Beyond Surrender aims to look at the use and abuse of the European Arrest Warrant (EAW) and its impact on the life of the defendants and their families. The project, funded by the EU Commission, is being coordinated by Fair Trials and implemented in cooperation with four partner organisations in Lithuania (Lithuanian Human Rights Monitoring Institute), Poland (Helsinki Committee in Poland), Romania (APADOR-CH) and Spain (Rights International Spain).
The project will be implemented during April 2016-February 2018.
While the simplified system of surrender established by the EAW Framework Decision has undoubtedly had success in preventing the EU’s open borders from being exploited by those seeking to evade justice, the past eleven years have highlighted significant problems in its operation. The European Commission, the European Parliament, certain Member States and civil society have recognised that the main problems relate to:
- Disproportionate use of EAWs;
- Excessive and unjustified use of pre-trial detention; and
- The failure of issuing states adequately to protect human rights.
Member States have responded to these problems by adopting different approaches to implementation, while judges in executing states increasingly face the dilemma of the proper relationship between the principle of mutual recognition and a commitment to fundamental rights and other principles of EU law. After decisions to surrender are made, judges and lawyers in the executing state do not generally monitor what follows, including whether assurances (where given) are upheld, whether fundamental rights are enjoyed and whether the outcome confirms that the EAW was the right instrument to have used.

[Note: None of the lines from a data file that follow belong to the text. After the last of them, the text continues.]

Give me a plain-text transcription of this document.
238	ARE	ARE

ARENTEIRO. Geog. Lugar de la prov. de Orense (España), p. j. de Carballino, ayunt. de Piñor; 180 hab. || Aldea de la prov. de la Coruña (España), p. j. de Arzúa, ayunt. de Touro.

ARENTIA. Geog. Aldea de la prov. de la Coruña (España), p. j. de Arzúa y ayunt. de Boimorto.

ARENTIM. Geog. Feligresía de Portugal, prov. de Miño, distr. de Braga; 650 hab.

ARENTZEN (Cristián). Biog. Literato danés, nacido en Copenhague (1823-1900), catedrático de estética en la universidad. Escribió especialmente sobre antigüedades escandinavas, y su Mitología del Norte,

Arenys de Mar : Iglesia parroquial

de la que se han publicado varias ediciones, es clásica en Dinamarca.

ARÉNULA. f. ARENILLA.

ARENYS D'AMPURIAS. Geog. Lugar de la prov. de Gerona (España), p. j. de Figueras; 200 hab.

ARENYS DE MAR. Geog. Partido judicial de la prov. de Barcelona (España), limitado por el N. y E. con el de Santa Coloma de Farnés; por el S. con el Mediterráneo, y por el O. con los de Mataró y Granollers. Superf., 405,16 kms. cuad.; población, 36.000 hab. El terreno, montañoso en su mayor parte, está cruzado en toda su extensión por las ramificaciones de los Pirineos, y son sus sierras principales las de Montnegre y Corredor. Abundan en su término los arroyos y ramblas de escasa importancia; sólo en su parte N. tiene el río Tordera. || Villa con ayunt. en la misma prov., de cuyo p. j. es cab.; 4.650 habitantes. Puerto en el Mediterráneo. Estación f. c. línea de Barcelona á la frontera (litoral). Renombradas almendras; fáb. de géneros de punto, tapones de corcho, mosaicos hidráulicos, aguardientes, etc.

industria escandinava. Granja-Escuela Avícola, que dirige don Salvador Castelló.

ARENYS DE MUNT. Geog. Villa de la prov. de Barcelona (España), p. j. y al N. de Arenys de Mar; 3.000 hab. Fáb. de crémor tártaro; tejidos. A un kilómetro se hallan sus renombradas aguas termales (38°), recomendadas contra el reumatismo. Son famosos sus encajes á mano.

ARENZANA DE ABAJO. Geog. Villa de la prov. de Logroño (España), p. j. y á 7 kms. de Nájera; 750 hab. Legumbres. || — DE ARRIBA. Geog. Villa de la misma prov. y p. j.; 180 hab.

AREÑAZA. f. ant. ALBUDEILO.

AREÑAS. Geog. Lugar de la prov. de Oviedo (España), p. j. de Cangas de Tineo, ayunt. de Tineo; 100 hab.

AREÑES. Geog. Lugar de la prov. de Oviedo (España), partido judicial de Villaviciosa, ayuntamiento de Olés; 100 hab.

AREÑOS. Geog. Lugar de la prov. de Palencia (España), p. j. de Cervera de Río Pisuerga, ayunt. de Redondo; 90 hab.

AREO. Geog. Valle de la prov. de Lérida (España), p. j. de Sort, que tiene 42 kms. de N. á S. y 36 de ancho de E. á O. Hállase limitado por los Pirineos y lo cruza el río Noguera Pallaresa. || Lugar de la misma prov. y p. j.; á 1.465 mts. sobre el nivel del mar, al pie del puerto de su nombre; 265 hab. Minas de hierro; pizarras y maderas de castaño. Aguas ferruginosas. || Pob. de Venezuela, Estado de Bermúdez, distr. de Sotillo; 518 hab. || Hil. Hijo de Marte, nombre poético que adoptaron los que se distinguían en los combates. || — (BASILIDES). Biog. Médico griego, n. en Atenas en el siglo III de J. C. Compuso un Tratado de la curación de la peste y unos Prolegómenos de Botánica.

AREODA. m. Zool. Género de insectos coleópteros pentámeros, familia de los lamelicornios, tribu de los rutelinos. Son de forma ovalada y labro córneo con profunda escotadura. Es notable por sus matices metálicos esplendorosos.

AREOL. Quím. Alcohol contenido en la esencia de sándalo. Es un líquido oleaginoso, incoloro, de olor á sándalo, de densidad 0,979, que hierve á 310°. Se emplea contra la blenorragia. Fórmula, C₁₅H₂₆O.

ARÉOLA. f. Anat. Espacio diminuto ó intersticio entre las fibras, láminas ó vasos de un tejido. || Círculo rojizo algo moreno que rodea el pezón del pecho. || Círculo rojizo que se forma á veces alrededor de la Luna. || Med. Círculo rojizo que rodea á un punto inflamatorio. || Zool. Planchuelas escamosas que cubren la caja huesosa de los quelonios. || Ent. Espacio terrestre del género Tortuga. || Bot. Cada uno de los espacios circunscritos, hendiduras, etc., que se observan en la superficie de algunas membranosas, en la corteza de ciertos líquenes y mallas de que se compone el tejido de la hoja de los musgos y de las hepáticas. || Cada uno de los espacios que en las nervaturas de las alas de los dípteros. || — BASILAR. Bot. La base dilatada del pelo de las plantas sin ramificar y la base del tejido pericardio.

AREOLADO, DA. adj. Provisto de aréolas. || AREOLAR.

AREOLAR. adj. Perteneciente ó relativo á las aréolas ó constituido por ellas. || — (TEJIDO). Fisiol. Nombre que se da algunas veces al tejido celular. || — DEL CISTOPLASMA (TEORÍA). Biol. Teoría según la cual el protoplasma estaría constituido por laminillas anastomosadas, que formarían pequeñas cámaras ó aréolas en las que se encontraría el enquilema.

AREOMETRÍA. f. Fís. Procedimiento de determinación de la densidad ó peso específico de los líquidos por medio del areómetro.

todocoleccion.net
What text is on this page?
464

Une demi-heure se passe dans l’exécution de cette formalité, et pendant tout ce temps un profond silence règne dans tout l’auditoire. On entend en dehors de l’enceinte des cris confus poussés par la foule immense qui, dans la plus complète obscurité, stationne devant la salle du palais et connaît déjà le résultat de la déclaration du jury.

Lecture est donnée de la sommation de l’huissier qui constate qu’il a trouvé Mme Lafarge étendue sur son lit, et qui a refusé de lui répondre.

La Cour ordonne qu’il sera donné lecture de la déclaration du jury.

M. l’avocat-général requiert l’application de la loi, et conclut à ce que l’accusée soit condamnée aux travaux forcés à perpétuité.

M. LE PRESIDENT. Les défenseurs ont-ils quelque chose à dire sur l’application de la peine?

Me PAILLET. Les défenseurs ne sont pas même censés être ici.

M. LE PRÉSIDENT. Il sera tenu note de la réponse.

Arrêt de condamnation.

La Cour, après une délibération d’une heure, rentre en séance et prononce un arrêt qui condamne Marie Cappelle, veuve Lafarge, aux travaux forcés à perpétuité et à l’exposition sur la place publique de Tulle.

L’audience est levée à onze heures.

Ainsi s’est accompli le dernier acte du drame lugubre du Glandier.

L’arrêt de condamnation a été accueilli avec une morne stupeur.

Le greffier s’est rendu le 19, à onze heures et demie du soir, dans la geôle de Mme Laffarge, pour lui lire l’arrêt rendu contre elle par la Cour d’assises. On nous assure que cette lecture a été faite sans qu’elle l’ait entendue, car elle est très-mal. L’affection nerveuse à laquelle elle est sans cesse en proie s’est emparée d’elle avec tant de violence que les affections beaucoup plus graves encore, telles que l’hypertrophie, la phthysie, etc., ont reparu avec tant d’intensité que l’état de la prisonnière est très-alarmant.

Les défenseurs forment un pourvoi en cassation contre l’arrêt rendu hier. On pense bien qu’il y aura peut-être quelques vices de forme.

The overall aim of this project is to use the human stories of experiences beyond surrender to document the impact of a EAW on people’s lives and to inform future legal and policy developments. Our objectives will be to:
- Provide a human insight into the treatment of people following their surrender under accusation EAWs;
- Raise the awareness of judicial actors and legal professionals of the practical relationship between the minimum standards in the Roadmap Directives, the ESO and the operation of the EAW FD;
- Identify and illustrate good and bad practice in post-surrender treatment to support effective implementation of the EAW FD, the Roadmap Directives and the ESO; and
- Inform future EU justice work to create minimum standards as a sound basis for mutual recognition.
Fair Trials and its partners will identify cases of individuals post-surrender through contact with local lawyers, bar associations and legal aid boards as well as via their own monitoring of detention centres.
20 cases in each project country will undergo post-surrender monitoring to obtain information on the: enjoyment of Roadmap rights; use of pre-trial detention or alternatives; proportionality of the EAW; and human impact of surrender.
Each Partner will produce a short report on the monitored cases, identifying patterns of good and bad practice and placing key findings in a broader domestic context. The report will set out recommendations for domestic stakeholders and valuable information for judicial stakeholders in other Member States.
Detailed documentation will be produced on 3 cases in each project country, demonstrating the human impact of surrender and placing procedural rights protections in the context of real cross-border cases. Materials will include case summaries and a short video featuring, where possible, personal testimony.
Fair Trials will produce a regional report highlighting common themes and using the human stories to support concrete reform proposals and demonstrate examples of good practice. A composite video and a booklet summary will be produced which, with the report, will be launched at a European Parliament event attended by MEPs, Commission officials and Member State representatives. Partners will also host launch events for the country reports/videos for domestic stakeholders.